Im April veranstaltete CampusGrün zusammen mit der GAL eine Diskussion mit Prof. Dr. Dieter Lenzen, Krista Sager und Dr. Anke Burkhardt über die prekäre Situation der Beschäftigten an der Uni Hamburg. Der Andrang war trotz Dienstagabend und St. Pauli-Spiel so groß, dass wir zu Anfang den Raum wechseln mussten. Die Anwesenheit von ca. 200 Leuten zeigte, wie prekär die Lage ist.

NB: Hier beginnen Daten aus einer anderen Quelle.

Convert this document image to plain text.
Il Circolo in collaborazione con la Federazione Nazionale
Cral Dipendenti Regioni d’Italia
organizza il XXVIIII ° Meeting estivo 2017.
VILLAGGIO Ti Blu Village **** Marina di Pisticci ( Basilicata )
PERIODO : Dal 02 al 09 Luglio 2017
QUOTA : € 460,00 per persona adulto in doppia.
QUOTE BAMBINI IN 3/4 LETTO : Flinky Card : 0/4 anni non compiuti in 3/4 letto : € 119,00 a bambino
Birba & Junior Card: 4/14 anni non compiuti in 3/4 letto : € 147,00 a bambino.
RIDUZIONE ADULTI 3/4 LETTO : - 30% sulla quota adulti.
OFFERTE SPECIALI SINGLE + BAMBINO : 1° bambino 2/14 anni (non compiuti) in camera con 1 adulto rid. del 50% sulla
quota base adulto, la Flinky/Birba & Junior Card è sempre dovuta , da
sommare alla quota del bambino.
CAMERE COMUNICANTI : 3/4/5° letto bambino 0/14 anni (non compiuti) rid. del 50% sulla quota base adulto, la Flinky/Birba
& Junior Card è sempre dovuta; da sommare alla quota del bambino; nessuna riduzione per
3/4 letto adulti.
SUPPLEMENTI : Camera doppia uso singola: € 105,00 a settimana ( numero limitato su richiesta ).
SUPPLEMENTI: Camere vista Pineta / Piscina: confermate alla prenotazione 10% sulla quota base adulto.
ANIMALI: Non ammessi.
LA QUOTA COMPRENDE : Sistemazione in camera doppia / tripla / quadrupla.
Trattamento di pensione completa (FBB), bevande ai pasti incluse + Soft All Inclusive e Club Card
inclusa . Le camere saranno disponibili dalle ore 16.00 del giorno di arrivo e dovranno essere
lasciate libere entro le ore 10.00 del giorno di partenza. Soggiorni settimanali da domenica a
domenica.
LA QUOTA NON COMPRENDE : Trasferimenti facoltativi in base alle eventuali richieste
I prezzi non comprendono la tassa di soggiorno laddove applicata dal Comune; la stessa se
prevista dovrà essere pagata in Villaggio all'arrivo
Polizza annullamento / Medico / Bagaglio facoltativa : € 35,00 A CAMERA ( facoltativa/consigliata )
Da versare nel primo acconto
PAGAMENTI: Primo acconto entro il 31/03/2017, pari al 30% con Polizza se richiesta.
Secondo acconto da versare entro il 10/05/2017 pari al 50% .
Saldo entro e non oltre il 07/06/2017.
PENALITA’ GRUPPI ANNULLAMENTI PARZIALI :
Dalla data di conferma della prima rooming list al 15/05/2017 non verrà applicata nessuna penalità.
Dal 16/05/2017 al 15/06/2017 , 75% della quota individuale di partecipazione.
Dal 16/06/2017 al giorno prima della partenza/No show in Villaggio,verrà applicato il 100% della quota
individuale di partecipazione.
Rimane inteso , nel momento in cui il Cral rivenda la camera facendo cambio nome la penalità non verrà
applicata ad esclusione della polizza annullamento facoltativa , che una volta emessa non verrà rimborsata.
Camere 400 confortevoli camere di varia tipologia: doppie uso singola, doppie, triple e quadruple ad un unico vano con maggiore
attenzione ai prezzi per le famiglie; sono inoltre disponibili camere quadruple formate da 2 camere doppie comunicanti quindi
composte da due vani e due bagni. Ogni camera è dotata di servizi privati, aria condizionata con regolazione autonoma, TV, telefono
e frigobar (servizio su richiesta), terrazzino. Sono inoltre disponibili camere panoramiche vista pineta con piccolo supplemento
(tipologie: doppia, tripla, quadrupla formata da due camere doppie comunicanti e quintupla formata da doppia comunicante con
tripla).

Der Abend startete mit einem Kurz-Vortrag von Dr. Anke Burkhardt (stellv. Direktorin und Geschäftsführerin am Institut für Hochschulforschung). Sie machte anhand von internationalen Vergleichen deutlich, wie unsicher die Arbeitsverhältnisse des wissenschaftlichen Nachwuchses in Deutschland sind.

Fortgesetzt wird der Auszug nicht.